L'unione dei trasferimenti implica un trasferimento di poteri alla Commissione Europea che ci avvicina sempre di più al super Stato europeo. Gli incentivi a ridurre i deficit crolleranno non solo nella periferia ma anche nel cuore dell'unione. Perchè risparmiare in paesi come la Germania se i risparmi vengono impiegati per finanziare la periferia? Invece di ridurre le pensioni tedesche per garantire quelle greche, i tedeschi spingeranno per avere anche essi una maggiore spesa pubblica. Al fine di sostenere gli Stati sociali e i trasferimenti di denaro sarà necessario aumentare le imposte (magari tramite una tassa europea aggiuntiva) e fare maggiore ricorso alla stampante monetaria. La centralizzazione dei poteri permetterà infatti l'armonizzazione delle tasse e delle normative. Distrutta ogni forma di competizione fiscale, ci sarà una tendenza ulteriore verso una pressione fiscale sempre più elevata.

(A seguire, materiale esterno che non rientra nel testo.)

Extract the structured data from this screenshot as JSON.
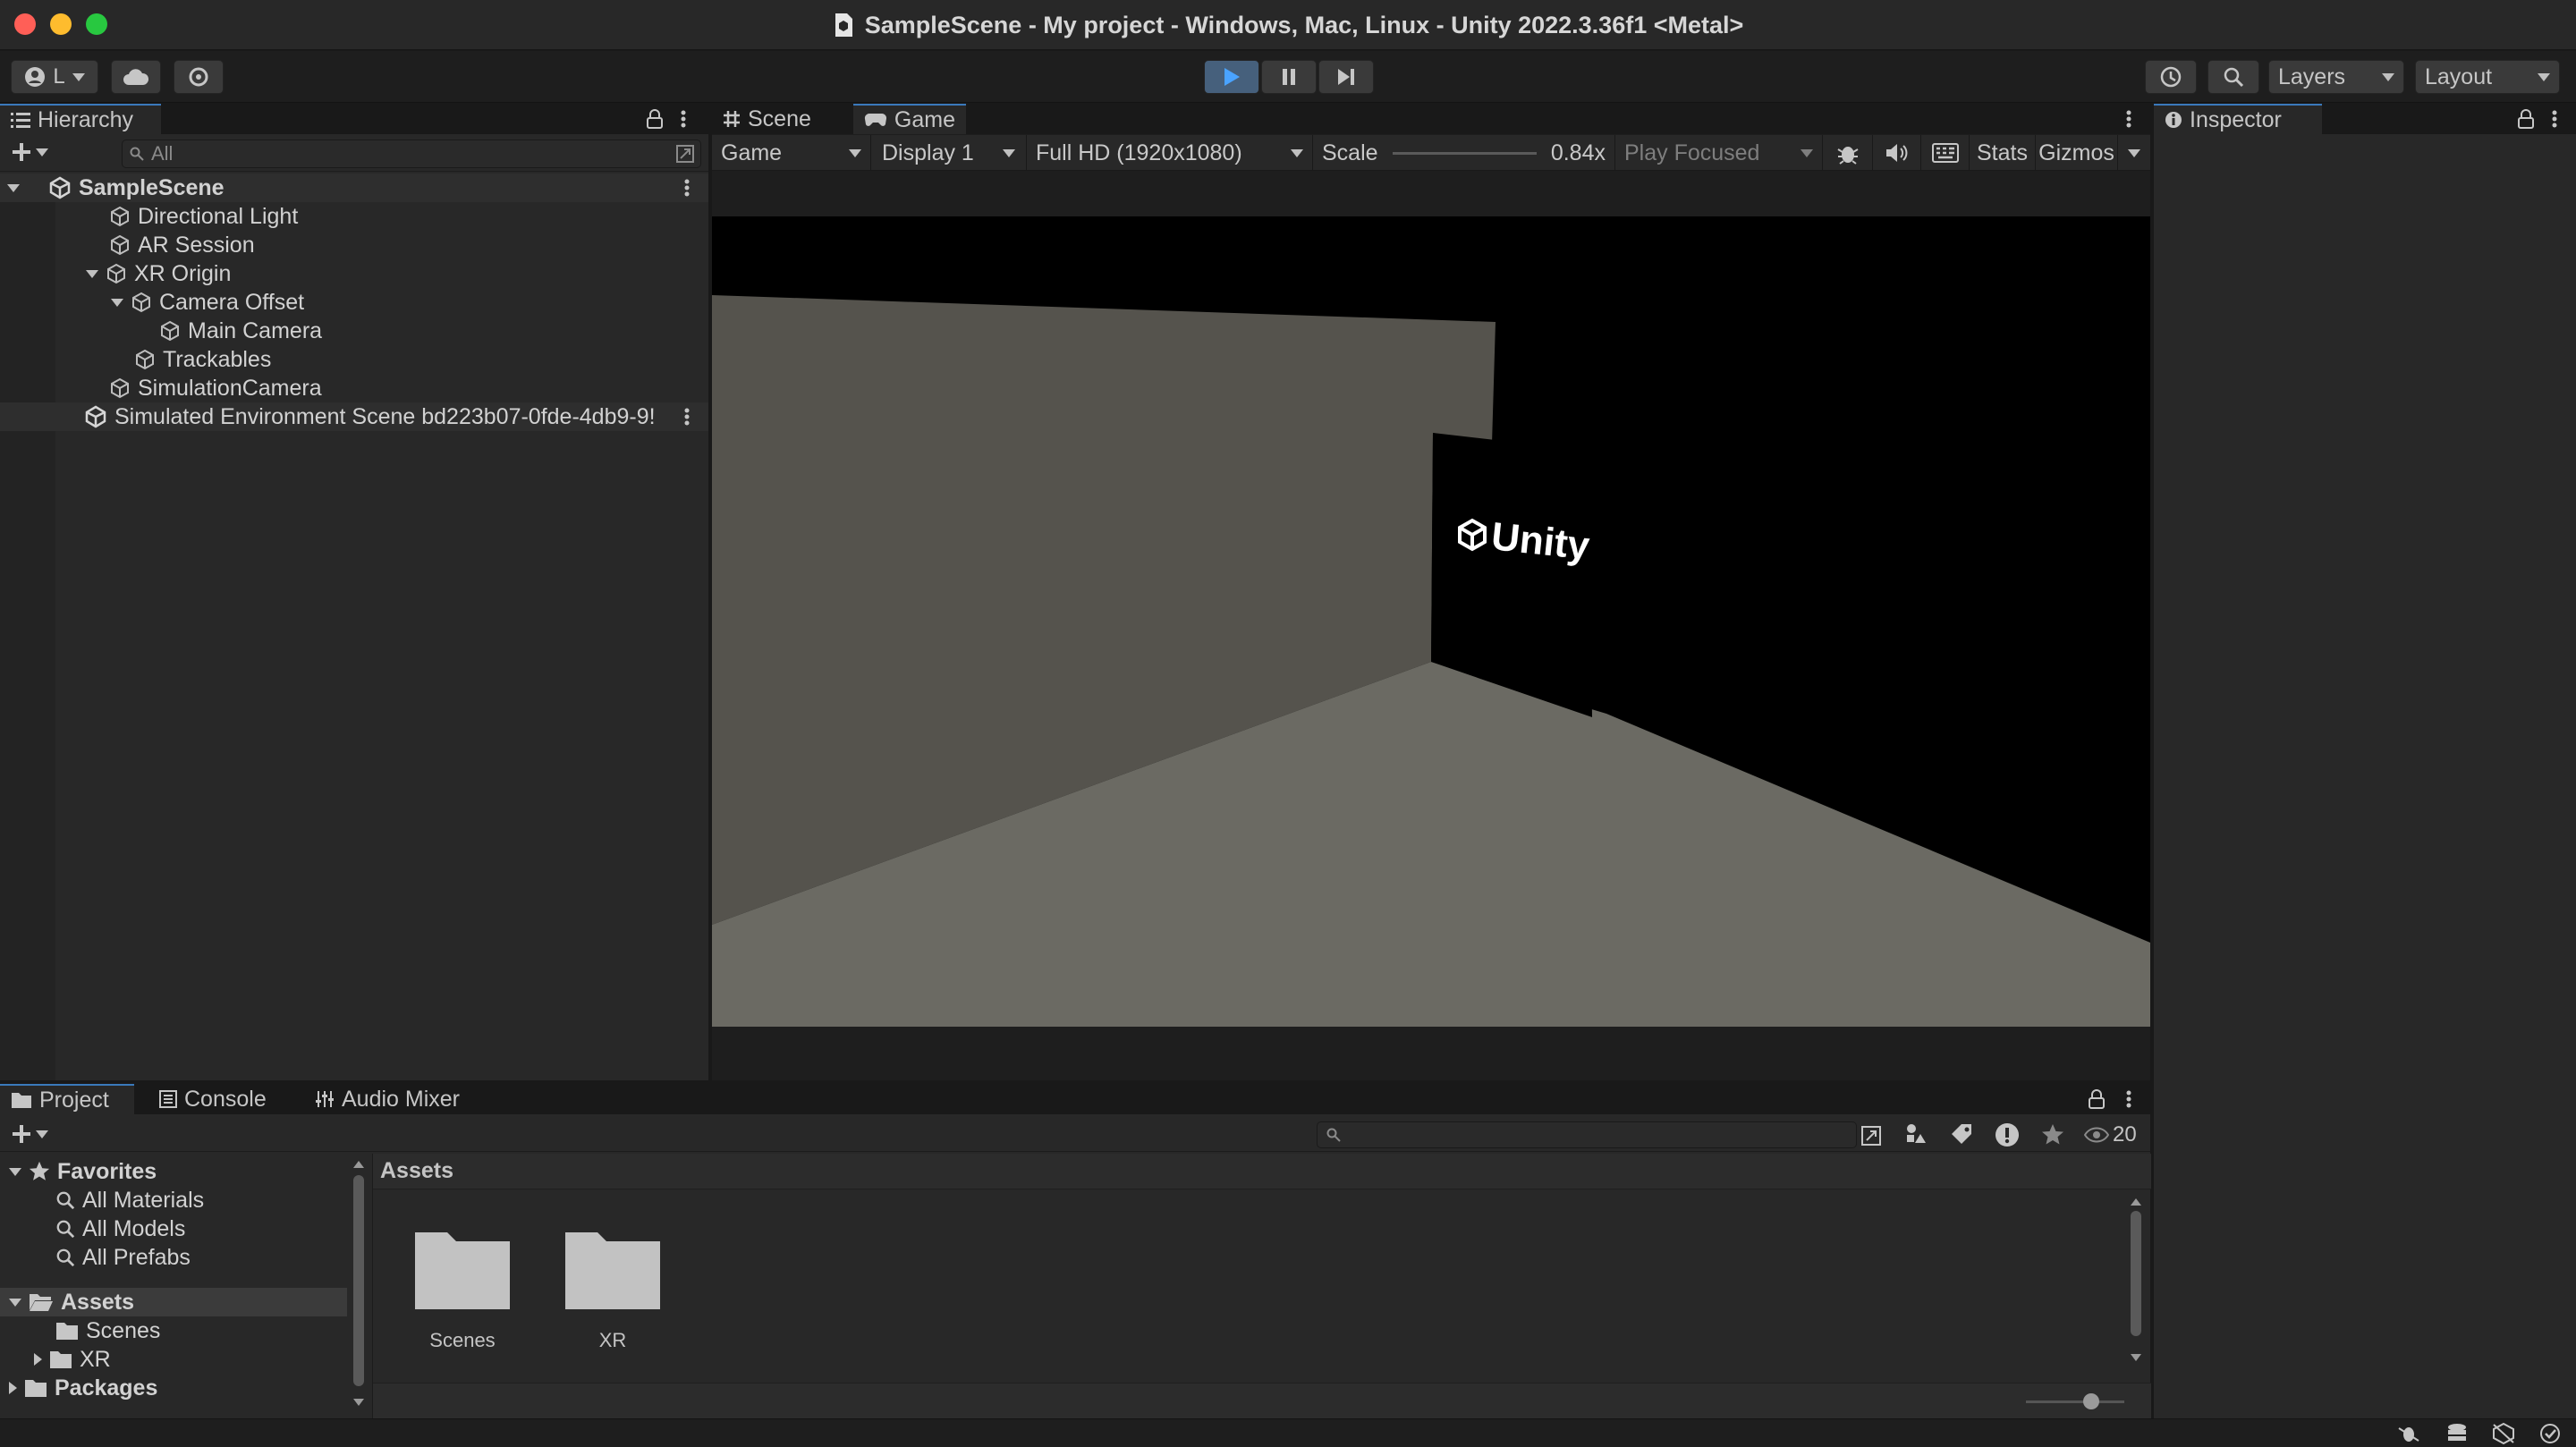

Grazie a tutto ciò il potere di Bruxells continuerà ad aumentare.

Sembra esserci solo un modo, aggressivo e costoso, di fermare questo processo di sovietizzazione dell'Europa: l'abbandono dell'Unione da parte della Germania, la cui uscita dall'Euro potrebbe far collassare l'intero progetto della moneta unica salvando i destini dell'Europa.